The elevator rose, thankfully without anyone else trying to get on. They stepped out onto the sixth floor and her room was only a few short steps away.

Dev slid her card into the slot on the door and opened it for her. “There you go.”

She stepped out of his arms, feeling suddenly bereft, and went inside.

“Can I suggest a hot bath?” he asked.

Kylie smiled wanly.

“And maybe a bottle of wine from room service?”

She nodded.

“Okay, then.” He stepped forward, took her chin in his hand, and dropped a quick kiss on her mouth. “Whatever this is all about—this emotional storm—it will pass. You’re gonna be okay, Kylie. I promise.” Then he turned and headed for the door.

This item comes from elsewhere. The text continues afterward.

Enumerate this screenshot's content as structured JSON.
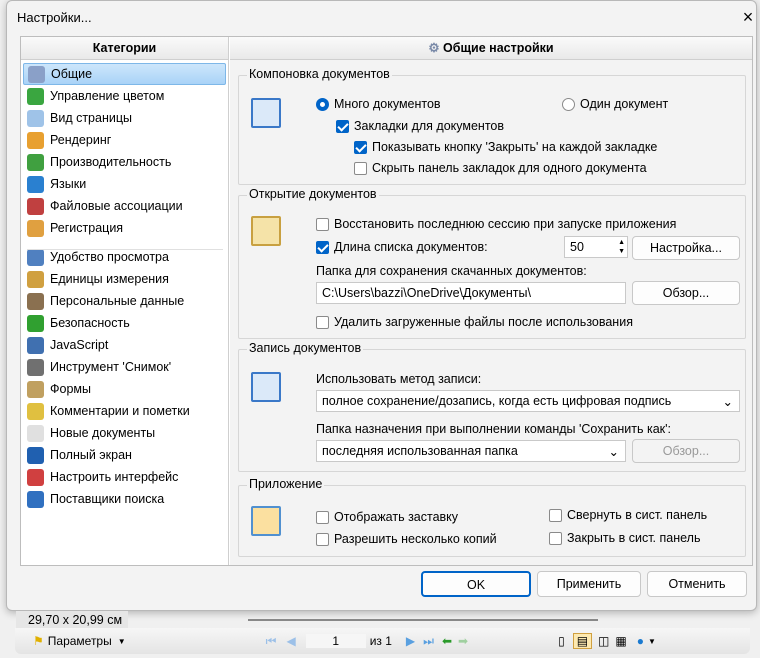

The spiked hair with the gel in it that she’d thought was too Miami-stud yesterday suddenly looked right on him. His shoulders filled out the black tuxedo jacket to perfection, and the posture that she’d dismissed as cocky … well, who’d have known that it disguised real empathy?

“Dev?” she asked tentatively.

He stopped. “Yeah.”

“How would you like to share that bottle of wine with me?”

He turned to face her, one eyebrow raised.

“Please?” she added.

He hesitated.

Perhaps it was underhanded, but she really didn’t want to be alone. So she fixed him with one of those you’re-the-only-man-who-can-save-me-from-certain-disaster looks.

“Hmm,” he said. Not yes.

“I swear not to hit you with anything.”

He grinned at that and seemed to relent. “Will you promise not to yell?”

She swallowed and pushed her hair out of her face, then struck a mock-sexy pose. “No. But I’ll save it for when you get to … you know … the good parts.”